The risk estimation process was carried out by TT’s project team. Its result is a matrix and a plan for dealing with risks, specifying the details of implementing safeguards.

Andrzej Bębenek, Board Representative for Integrated Management System, Transition Technologies

Secure and risk-free
In order to ensure the highest level of security, integrity and confidentiality of entrusted information and to reduce operational exposure to risk, as well as to meet contractual requirements and demonstrate service quality, Transition Technologies has implemented successive ISO /IEC 27001 and ISO /IEC 20000-1 standards in its management system.
Andrzej Bębenek, Board Representative for Integrated Management System, Transition Technologies

Technology audits

Process testing was the final phase of the project. It was conducted through audits, corrective and remedial actions at individual locations, and presentations and IMS training for all employees. BCC (currently All for One Poland) conducted a technology audit in the backup area. The first stage of the audit consisted of verifying backup policies. The schedule of backups, the type of backups, the number of backup generations stored, the system of marking media, the procedures for purchasing and maintaining an adequate stock of backup media, and the location of storage were verified.

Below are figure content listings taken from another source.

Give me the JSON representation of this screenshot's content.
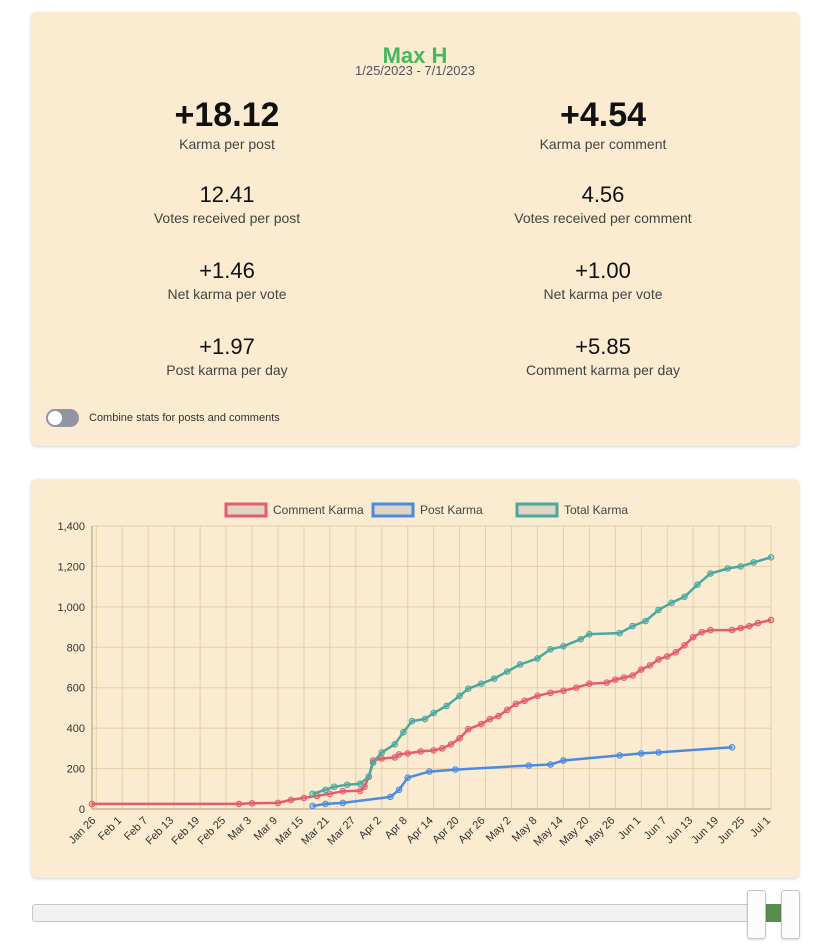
{
  "profile": {
    "name": "Max H",
    "date_range": "1/25/2023 - 7/1/2023"
  },
  "stats": {
    "karma_per_post": {
      "value": "+18.12",
      "label": "Karma per post"
    },
    "karma_per_comment": {
      "value": "+4.54",
      "label": "Karma per comment"
    },
    "votes_per_post": {
      "value": "12.41",
      "label": "Votes received per post"
    },
    "votes_per_comment": {
      "value": "4.56",
      "label": "Votes received per comment"
    },
    "net_per_vote_post": {
      "value": "+1.46",
      "label": "Net karma per vote"
    },
    "net_per_vote_comment": {
      "value": "+1.00",
      "label": "Net karma per vote"
    },
    "post_per_day": {
      "value": "+1.97",
      "label": "Post karma per day"
    },
    "comment_per_day": {
      "value": "+5.85",
      "label": "Comment karma per day"
    }
  },
  "toggle": {
    "label": "Combine stats for posts and comments",
    "checked": false
  },
  "colors": {
    "comment": "#e45c6e",
    "post": "#4a8be0",
    "total": "#4aa8a0",
    "name": "#43b95c",
    "card": "#fbebd0"
  },
  "chart_data": {
    "type": "line",
    "title": "",
    "xlabel": "",
    "ylabel": "",
    "x_axis": {
      "type": "date",
      "min": "2023-01-25",
      "max": "2023-07-01"
    },
    "ylim": [
      0,
      1400
    ],
    "yticks": [
      0,
      200,
      400,
      600,
      800,
      1000,
      1200,
      1400
    ],
    "xticks": [
      "Jan 26",
      "Feb 1",
      "Feb 7",
      "Feb 13",
      "Feb 19",
      "Feb 25",
      "Mar 3",
      "Mar 9",
      "Mar 15",
      "Mar 21",
      "Mar 27",
      "Apr 2",
      "Apr 8",
      "Apr 14",
      "Apr 20",
      "Apr 26",
      "May 2",
      "May 8",
      "May 14",
      "May 20",
      "May 26",
      "Jun 1",
      "Jun 7",
      "Jun 13",
      "Jun 19",
      "Jun 25",
      "Jul 1"
    ],
    "grid": true,
    "legend": "top",
    "series": [
      {
        "name": "Comment Karma",
        "points": [
          [
            "2023-01-25",
            25
          ],
          [
            "2023-02-28",
            25
          ],
          [
            "2023-03-03",
            28
          ],
          [
            "2023-03-09",
            30
          ],
          [
            "2023-03-12",
            45
          ],
          [
            "2023-03-15",
            55
          ],
          [
            "2023-03-18",
            65
          ],
          [
            "2023-03-21",
            75
          ],
          [
            "2023-03-24",
            88
          ],
          [
            "2023-03-28",
            90
          ],
          [
            "2023-03-29",
            110
          ],
          [
            "2023-03-30",
            160
          ],
          [
            "2023-03-31",
            240
          ],
          [
            "2023-04-02",
            250
          ],
          [
            "2023-04-05",
            255
          ],
          [
            "2023-04-06",
            270
          ],
          [
            "2023-04-08",
            275
          ],
          [
            "2023-04-11",
            285
          ],
          [
            "2023-04-14",
            290
          ],
          [
            "2023-04-16",
            300
          ],
          [
            "2023-04-18",
            320
          ],
          [
            "2023-04-20",
            350
          ],
          [
            "2023-04-22",
            395
          ],
          [
            "2023-04-25",
            420
          ],
          [
            "2023-04-27",
            445
          ],
          [
            "2023-04-29",
            460
          ],
          [
            "2023-05-01",
            490
          ],
          [
            "2023-05-03",
            520
          ],
          [
            "2023-05-05",
            535
          ],
          [
            "2023-05-08",
            560
          ],
          [
            "2023-05-11",
            575
          ],
          [
            "2023-05-14",
            585
          ],
          [
            "2023-05-17",
            600
          ],
          [
            "2023-05-20",
            620
          ],
          [
            "2023-05-24",
            625
          ],
          [
            "2023-05-26",
            640
          ],
          [
            "2023-05-28",
            650
          ],
          [
            "2023-05-30",
            660
          ],
          [
            "2023-06-01",
            690
          ],
          [
            "2023-06-03",
            710
          ],
          [
            "2023-06-05",
            740
          ],
          [
            "2023-06-07",
            755
          ],
          [
            "2023-06-09",
            775
          ],
          [
            "2023-06-11",
            810
          ],
          [
            "2023-06-13",
            850
          ],
          [
            "2023-06-15",
            875
          ],
          [
            "2023-06-17",
            885
          ],
          [
            "2023-06-22",
            885
          ],
          [
            "2023-06-24",
            895
          ],
          [
            "2023-06-26",
            905
          ],
          [
            "2023-06-28",
            920
          ],
          [
            "2023-07-01",
            935
          ]
        ]
      },
      {
        "name": "Post Karma",
        "points": [
          [
            "2023-03-17",
            15
          ],
          [
            "2023-03-20",
            25
          ],
          [
            "2023-03-24",
            30
          ],
          [
            "2023-04-04",
            60
          ],
          [
            "2023-04-06",
            95
          ],
          [
            "2023-04-08",
            155
          ],
          [
            "2023-04-13",
            185
          ],
          [
            "2023-04-19",
            195
          ],
          [
            "2023-05-06",
            215
          ],
          [
            "2023-05-11",
            220
          ],
          [
            "2023-05-14",
            240
          ],
          [
            "2023-05-27",
            265
          ],
          [
            "2023-06-01",
            275
          ],
          [
            "2023-06-05",
            280
          ],
          [
            "2023-06-22",
            305
          ]
        ]
      },
      {
        "name": "Total Karma",
        "points": [
          [
            "2023-03-17",
            75
          ],
          [
            "2023-03-20",
            95
          ],
          [
            "2023-03-22",
            110
          ],
          [
            "2023-03-25",
            120
          ],
          [
            "2023-03-28",
            125
          ],
          [
            "2023-03-30",
            160
          ],
          [
            "2023-03-31",
            230
          ],
          [
            "2023-04-02",
            280
          ],
          [
            "2023-04-05",
            320
          ],
          [
            "2023-04-07",
            380
          ],
          [
            "2023-04-09",
            435
          ],
          [
            "2023-04-12",
            445
          ],
          [
            "2023-04-14",
            475
          ],
          [
            "2023-04-17",
            510
          ],
          [
            "2023-04-20",
            560
          ],
          [
            "2023-04-22",
            595
          ],
          [
            "2023-04-25",
            620
          ],
          [
            "2023-04-28",
            645
          ],
          [
            "2023-05-01",
            680
          ],
          [
            "2023-05-04",
            715
          ],
          [
            "2023-05-08",
            745
          ],
          [
            "2023-05-11",
            790
          ],
          [
            "2023-05-14",
            805
          ],
          [
            "2023-05-18",
            840
          ],
          [
            "2023-05-20",
            865
          ],
          [
            "2023-05-27",
            870
          ],
          [
            "2023-05-30",
            905
          ],
          [
            "2023-06-02",
            930
          ],
          [
            "2023-06-05",
            985
          ],
          [
            "2023-06-08",
            1020
          ],
          [
            "2023-06-11",
            1050
          ],
          [
            "2023-06-14",
            1110
          ],
          [
            "2023-06-17",
            1165
          ],
          [
            "2023-06-21",
            1190
          ],
          [
            "2023-06-24",
            1200
          ],
          [
            "2023-06-27",
            1220
          ],
          [
            "2023-07-01",
            1245
          ]
        ]
      }
    ]
  },
  "range_slider": {
    "low": 0.975,
    "high": 1.0
  }
}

Hubert Nowak, Director of Implementation Solution Center (ISC), Transition Technologies

On the Road to Excellence
As part of testing the processes of the newly implemented standards, we conducted technology audits of the IT infrastructure at TT together with BCC. Their purpose was to diagnose and lay the groundwork for improving the state of IT security. Technology audits consist of an in-depth check of the state of the IT infrastructure security measures in use in the organization, with a particular focus on potential vulnerabilities that could affect the security of systems and data.
Three years into the project, it is safe to say that this is only the beginning of the road to excellence. Further steps include continuous improvement of the Integrated Management System, internal audits and recertifications, recommendations, potentials and development projects.
Hubert Nowak, Director of Implementation Solution Center (ISC), Transition Technologies

The second stage examined the principles of testing the recoverability of backups, the scope of the tests, the ways in which the tests were carried out, and the principles for documenting test results. The audit was concluded with a report in which Transition Technologies obtained potentials for improvement in the backup area. Procedures were updated. A new solution was implemented in the backup process. The risk of data loss was minimized.

In subsequent stages, consultants from BCC’s Information Security Team assessed IT processes for compliance with ISO/IEC 20000, ITIL good practices, and verified the consistency of assumptions and documentation with actual practices in the organization (security policy, organizational structure and responsibility for processes, security organization, asset classification and control, personnel security, physical and environmental security, systems and network management, access control, business continuity management). Domain verification is carried out in accordance with ISO/IEC 27001.

The final stage of the project was to study the business continuity management process for IT systems. BCC consultants use the ISO 22301 Business Continuity Management System standard for this. Tools such as interviews, checklists and observations were used in all stages. As a result of the audit, TT received a report fairly and in detail describing the current state of information security solutions, as well as potentials for improvement defined by the auditors.